03 octobre 2010

Habité





Lumière intérieure (par Éric Neuhoff)

Des saints, il faut le dire vite, mais quels hommes ! On en croise assez peu d'une telle étoffe. Dieu a rayé en eux toute velléité d'ambitions mesquines. Leur monastère est perdu dans l'Atlas. Ils soignent les corps, n'essaient pas de convertir les villageois. La peur, le doute ne leur sont pas toujours étrangers. Autour d'eux, les extrémistes égorgent à tout va. Partir ? Ce serait renoncer à ce qui les fait tenir debout. Ils ne vivent pas que de silence. Les chants liturgiques parsèment leur emploi du temps. Cela constitue une sorte de résistance, des paroles qui risquent de ne pas s'envoler complètement. Un hélicoptère de l'armée s'immobilise au-dessus de la chapelle et les cisterciens répondent au fracas du moteur en entonnant un psaume. Leur cœur est immense : il est tout sauf vide.
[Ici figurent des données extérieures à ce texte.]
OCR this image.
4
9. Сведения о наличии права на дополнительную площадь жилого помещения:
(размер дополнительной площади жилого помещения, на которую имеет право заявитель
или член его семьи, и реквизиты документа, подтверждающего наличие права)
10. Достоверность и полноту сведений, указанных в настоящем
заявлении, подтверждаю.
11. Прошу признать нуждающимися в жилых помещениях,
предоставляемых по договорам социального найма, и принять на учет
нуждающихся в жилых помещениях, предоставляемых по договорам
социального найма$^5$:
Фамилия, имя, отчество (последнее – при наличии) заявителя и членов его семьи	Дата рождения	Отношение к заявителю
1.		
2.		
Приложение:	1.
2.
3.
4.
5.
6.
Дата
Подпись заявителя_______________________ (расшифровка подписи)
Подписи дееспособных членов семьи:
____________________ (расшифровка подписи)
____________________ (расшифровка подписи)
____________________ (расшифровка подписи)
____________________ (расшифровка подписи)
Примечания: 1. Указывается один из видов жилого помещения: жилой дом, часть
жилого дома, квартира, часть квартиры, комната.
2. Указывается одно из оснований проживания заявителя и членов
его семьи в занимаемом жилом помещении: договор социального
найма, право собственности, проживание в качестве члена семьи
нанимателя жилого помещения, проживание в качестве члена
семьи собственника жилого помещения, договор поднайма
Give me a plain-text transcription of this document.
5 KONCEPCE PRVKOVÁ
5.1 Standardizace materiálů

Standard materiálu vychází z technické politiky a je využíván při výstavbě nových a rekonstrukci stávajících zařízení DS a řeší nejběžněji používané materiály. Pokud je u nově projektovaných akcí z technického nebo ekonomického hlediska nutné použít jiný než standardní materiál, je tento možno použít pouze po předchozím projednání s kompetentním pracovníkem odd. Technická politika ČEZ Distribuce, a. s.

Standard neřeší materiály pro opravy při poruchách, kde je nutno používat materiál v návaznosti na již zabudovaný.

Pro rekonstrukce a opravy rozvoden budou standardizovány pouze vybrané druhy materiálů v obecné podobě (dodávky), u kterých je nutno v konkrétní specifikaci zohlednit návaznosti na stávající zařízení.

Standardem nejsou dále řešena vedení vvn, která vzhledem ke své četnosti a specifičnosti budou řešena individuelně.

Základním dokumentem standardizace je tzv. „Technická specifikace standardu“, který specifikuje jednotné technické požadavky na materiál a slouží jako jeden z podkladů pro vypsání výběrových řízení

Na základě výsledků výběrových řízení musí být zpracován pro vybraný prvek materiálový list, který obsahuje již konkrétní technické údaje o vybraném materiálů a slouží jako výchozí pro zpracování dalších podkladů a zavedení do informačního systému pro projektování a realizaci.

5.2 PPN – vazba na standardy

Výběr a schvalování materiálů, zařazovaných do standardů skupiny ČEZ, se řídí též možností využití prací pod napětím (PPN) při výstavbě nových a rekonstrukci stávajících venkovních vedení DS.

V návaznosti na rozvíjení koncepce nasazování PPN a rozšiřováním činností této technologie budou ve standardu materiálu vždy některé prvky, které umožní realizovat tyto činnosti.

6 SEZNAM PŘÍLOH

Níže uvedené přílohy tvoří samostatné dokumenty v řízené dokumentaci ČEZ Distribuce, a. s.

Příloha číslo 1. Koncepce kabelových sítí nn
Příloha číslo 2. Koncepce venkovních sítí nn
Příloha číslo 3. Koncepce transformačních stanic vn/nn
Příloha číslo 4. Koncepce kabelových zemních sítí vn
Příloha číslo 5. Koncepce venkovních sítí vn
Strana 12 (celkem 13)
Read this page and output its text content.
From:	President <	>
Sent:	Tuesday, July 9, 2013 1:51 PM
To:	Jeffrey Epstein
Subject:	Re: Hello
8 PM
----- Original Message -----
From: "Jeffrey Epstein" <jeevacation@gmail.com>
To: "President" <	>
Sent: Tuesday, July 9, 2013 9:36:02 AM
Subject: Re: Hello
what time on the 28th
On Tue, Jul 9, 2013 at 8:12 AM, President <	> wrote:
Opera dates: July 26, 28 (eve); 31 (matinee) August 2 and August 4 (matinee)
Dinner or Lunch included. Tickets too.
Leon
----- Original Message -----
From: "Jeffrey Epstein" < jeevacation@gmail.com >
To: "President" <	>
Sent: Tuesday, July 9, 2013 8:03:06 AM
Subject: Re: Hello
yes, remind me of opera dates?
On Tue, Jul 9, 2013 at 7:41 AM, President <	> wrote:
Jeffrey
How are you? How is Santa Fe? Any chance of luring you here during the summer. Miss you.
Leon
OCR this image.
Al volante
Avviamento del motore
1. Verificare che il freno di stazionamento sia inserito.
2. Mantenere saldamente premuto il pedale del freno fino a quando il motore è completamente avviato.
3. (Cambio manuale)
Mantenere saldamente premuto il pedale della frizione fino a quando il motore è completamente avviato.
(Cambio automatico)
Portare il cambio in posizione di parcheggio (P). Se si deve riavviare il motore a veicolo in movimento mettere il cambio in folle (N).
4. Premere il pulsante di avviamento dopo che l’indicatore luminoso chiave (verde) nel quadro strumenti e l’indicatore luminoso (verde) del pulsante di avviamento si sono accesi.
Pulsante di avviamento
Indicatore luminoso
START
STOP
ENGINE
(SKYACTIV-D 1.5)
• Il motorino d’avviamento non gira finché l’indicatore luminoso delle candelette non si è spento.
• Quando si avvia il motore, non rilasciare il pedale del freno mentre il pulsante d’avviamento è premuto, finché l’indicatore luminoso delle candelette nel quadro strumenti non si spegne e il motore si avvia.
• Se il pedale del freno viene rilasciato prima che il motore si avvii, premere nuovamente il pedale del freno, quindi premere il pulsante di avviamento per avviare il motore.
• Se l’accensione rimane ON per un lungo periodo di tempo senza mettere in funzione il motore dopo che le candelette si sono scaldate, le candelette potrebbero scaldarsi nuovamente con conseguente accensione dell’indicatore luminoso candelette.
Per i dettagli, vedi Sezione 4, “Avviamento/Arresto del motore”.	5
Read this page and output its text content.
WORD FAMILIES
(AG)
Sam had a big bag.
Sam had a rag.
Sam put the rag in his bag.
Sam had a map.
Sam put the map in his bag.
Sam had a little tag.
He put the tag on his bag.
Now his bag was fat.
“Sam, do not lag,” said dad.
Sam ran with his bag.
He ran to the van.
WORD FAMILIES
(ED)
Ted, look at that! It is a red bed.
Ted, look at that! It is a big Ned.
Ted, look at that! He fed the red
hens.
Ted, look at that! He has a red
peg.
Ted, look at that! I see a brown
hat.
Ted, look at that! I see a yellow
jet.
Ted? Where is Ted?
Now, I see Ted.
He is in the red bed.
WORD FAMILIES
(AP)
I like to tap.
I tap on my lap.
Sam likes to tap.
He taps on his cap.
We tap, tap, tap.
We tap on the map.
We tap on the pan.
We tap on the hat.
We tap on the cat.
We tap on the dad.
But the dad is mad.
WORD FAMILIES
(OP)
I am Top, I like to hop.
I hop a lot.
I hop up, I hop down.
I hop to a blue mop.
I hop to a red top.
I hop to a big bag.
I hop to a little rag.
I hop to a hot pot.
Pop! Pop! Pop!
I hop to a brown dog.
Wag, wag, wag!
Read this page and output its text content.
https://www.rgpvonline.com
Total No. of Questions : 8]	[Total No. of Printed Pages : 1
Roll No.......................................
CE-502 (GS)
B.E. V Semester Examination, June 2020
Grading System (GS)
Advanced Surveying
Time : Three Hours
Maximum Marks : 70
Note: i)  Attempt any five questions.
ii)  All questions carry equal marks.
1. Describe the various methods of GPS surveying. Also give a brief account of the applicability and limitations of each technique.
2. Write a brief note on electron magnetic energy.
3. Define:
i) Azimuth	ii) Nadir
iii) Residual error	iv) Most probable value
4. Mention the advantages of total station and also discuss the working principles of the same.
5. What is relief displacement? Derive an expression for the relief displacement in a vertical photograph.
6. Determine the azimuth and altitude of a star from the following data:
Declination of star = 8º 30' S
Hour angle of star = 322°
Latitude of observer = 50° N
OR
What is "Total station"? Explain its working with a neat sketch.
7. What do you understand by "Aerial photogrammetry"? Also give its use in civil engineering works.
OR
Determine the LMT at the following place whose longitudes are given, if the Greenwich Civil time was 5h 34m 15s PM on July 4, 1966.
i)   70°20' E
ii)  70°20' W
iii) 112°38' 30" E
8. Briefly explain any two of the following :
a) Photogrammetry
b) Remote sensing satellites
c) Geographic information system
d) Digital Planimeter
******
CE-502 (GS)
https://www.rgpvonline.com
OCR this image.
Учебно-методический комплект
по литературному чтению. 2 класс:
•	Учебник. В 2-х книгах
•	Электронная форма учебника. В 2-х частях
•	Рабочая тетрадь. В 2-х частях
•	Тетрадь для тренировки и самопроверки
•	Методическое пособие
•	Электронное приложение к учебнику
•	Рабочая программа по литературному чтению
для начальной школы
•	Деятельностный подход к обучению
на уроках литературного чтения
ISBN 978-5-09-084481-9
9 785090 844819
Michael Lonsdale, souverain, explique à une adolescente ce que c'est que l'amour. La grandeur est faite de petites choses. La noblesse se conjugue au quotidien. Ils récoltent du miel, opèrent un terroriste criblé de balles. La situation devient compliquée. Les menaces se précisent. Face aux mitraillettes et au chantage de ses agresseurs barbus («Vous n'avez pas le choix»), Lambert Wilson répond, avec une sérénité imparable : «Si, j'ai le choix». Il est habité, presque minéral. Il s'agit d'un suspense à rebours, puisqu'on connaît le dénouement. Beauvois s'inspire des martyrs de Tibéhirine. Le film participe du miracle. C'est comme si chacun, là-dedans, était porté par une lumière intérieure. Elle éclaire le spectateur, confondu par des personnages aussi singuliers. Une étrange paix baigne la salle. Soudain, on a l'impression d'avoir une âme. On plaint les gens qui, tel le jury cannois, passeront à côté de ce pur moment de grâce. Parfois, le cinéma réussit à être un art. Il y a des jours où ce qui arrive sur l'écran semble plus important que ce qui peut se produire à l'extérieur. Comme La 317e section, Des hommes et des Dieux appartient à la catégorie des films parfaits, uniques. Comment oublier l'image de ces moines, assis à une grande table, qui écoutent Le Lac des cygnes en buvant du bourgogne dans des verres en pyrex ? À la fin, il neige. Encadrés par leurs ravisseurs, ils s'enfoncent dans la blancheur. Ils sont ailleurs. Rien ne peut plus les atteindre. Ils ont gagné. Amen.